Time allocation: Accurate estimation of the time required for each patient is critical. Not all dentists work at the same speed so time allocation needs to adjusted for each dentist. If the time allocated is too long there will be excess idle time, if it is too short this will result in back ups and extended wait times for patients.
Flexibility: Patients will cancel appointments at the last minute, others will call asking for urgent treatment. A willingness to adjust schedules on the fly, to see opportunities for additional treatments is key to optimizing earnings.
Amortization of overheads: Any dental practice will have significant fixed costs, rent, depreciation of equipment, IT costs etc.

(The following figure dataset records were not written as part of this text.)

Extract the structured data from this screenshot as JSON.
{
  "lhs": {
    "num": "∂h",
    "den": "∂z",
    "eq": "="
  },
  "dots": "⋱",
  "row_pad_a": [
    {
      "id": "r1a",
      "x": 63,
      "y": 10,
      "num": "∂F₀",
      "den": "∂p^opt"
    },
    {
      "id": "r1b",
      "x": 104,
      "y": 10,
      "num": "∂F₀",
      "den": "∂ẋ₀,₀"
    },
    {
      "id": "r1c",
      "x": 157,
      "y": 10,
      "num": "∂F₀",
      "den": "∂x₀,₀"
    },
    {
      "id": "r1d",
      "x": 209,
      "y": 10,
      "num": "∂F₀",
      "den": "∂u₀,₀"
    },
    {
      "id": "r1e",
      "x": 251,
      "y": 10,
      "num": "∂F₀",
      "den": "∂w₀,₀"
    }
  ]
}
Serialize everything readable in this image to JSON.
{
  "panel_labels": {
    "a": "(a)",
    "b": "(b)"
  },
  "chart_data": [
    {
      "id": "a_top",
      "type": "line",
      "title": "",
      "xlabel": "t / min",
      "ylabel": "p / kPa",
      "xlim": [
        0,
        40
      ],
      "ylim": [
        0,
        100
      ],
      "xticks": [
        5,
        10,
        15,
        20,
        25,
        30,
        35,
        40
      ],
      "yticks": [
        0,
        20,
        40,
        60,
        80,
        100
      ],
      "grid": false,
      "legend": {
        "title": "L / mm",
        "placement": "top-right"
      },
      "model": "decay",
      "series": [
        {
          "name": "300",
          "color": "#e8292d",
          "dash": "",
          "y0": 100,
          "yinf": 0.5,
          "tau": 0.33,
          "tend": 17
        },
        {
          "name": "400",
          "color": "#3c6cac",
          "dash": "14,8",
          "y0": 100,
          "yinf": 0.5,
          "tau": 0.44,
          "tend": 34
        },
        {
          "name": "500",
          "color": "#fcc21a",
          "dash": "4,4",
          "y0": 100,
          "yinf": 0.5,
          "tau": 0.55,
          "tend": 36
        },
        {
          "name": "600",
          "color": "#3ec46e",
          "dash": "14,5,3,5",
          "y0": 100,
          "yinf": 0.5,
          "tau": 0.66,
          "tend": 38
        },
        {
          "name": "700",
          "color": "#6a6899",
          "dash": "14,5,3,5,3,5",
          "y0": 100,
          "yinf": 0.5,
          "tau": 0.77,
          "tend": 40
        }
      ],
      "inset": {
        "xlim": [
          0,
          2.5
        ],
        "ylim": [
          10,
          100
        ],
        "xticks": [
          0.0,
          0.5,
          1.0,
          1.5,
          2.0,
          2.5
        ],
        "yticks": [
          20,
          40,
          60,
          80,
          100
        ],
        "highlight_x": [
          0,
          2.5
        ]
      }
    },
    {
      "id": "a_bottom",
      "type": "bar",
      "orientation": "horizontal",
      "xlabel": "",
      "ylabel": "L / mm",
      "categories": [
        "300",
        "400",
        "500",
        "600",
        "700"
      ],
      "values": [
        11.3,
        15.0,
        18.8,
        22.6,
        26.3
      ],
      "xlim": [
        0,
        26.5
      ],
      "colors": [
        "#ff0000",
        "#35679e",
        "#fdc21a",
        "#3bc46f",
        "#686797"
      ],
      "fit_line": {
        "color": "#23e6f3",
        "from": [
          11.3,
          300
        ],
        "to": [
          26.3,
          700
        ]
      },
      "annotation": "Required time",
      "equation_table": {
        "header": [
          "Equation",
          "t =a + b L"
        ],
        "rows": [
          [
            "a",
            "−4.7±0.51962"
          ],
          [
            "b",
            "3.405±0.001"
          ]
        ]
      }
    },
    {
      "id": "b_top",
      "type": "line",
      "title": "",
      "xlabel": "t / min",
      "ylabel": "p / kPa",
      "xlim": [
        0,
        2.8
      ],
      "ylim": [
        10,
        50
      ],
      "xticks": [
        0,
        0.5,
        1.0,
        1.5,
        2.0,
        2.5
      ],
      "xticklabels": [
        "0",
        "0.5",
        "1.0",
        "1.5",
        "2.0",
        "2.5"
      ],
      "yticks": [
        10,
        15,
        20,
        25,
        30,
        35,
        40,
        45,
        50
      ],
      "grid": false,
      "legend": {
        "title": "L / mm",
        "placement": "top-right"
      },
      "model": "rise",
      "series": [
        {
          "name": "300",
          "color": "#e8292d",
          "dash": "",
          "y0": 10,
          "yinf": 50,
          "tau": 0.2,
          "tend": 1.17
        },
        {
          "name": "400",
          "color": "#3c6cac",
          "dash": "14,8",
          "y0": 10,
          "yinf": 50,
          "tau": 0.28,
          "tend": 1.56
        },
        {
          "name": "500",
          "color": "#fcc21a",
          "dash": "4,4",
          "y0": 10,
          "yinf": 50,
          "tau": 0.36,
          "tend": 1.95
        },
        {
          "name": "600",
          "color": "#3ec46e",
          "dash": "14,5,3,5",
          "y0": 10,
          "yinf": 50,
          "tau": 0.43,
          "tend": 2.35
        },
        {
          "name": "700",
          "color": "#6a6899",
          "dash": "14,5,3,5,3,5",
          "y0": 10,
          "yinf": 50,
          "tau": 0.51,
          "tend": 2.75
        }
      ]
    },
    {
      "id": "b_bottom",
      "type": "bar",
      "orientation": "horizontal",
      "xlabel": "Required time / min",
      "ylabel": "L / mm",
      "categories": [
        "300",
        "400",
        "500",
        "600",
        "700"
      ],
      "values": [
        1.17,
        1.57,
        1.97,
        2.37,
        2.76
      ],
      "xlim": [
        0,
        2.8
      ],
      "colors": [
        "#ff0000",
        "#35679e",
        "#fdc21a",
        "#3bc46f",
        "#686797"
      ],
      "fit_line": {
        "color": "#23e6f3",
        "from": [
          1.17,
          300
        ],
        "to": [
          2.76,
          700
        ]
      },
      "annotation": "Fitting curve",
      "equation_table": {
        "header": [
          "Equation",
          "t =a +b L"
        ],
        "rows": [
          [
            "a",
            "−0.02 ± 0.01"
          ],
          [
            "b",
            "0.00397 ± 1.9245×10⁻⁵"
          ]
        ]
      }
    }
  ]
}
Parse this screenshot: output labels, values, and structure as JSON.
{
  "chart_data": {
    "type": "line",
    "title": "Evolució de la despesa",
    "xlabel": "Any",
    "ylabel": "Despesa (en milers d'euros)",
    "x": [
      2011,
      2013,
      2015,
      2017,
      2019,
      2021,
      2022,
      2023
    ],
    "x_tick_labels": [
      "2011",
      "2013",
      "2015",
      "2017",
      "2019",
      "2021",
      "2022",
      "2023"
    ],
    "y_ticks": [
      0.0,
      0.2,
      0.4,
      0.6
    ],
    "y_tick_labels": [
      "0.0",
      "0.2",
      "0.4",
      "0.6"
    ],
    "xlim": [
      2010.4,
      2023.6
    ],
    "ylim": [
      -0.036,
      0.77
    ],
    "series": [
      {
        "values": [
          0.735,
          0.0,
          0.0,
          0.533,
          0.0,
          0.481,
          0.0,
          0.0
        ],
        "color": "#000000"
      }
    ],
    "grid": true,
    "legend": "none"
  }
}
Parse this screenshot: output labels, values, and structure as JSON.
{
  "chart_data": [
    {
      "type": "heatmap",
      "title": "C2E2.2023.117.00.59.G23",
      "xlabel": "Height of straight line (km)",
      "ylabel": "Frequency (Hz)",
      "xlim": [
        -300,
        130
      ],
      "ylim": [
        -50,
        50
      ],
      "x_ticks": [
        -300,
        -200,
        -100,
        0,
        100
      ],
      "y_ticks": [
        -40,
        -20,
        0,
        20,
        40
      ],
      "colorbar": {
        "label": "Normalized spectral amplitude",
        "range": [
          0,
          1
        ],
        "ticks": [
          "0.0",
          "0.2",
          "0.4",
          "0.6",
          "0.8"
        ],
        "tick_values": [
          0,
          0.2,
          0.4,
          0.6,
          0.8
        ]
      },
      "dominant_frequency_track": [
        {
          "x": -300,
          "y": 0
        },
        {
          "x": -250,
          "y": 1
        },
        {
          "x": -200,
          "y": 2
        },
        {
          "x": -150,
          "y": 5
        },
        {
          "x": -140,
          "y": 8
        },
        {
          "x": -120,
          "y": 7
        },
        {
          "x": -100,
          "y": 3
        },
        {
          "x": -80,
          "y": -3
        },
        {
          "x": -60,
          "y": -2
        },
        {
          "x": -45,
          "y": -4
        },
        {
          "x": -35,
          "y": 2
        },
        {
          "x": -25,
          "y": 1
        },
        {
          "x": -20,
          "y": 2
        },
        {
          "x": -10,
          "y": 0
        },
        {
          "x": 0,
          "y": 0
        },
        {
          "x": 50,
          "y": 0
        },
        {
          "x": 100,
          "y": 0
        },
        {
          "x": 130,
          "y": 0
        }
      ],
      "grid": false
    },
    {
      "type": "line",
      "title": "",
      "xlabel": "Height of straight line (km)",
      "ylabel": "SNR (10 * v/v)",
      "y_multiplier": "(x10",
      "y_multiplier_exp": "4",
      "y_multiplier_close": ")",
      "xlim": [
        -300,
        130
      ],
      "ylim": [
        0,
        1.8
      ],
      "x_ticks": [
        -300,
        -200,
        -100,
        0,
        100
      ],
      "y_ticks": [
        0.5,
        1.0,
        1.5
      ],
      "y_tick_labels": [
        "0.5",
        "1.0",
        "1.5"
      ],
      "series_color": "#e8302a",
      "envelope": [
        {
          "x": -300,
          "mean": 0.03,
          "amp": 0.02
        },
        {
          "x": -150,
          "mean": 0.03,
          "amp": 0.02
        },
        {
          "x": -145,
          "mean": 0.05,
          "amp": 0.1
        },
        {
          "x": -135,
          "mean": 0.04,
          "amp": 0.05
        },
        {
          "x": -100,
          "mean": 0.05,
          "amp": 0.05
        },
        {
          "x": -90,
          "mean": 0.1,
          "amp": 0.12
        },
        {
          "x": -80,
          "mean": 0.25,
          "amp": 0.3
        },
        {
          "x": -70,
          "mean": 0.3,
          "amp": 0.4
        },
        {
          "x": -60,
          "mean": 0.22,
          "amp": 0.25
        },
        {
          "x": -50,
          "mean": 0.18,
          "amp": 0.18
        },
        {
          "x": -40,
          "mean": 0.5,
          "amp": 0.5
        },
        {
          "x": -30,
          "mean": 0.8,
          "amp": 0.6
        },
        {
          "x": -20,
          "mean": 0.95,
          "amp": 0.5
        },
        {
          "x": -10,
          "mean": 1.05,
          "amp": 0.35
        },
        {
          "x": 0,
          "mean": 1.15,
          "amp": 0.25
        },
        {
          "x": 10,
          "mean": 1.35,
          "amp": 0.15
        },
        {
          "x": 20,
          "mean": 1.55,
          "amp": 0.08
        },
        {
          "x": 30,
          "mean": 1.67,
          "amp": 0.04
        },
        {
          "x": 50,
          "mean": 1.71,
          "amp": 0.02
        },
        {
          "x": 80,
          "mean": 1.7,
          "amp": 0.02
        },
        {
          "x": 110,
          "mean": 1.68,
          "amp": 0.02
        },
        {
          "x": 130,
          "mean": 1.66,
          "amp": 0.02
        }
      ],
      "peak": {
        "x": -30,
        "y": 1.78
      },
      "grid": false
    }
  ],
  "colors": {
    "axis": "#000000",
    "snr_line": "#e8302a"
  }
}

Like an aircraft that is only making money while it is in the air, your practice is only making money while patients are in the chair. Evening hours and weekend working will spread your fixed cost over more hours. These additional hours are often appreciated by patient as it can mean less time off work.
Scheduling is a skill that is critical to your practice’s profitability – a good scheduler is an invaluable asset who should be supported by the team.
In conclusion KPIs enable you to track and improve metrics that will deliver increased revenue. It does not matter where you are today; only that you ensure the KPIs show continual improvement. If you can do that the viability of your practice will improve. In addition to the immediate benefits, being able to demonstrate a excellent set of KPIs will greatly enhance the valuation of your practice if, and when, you decide to sell.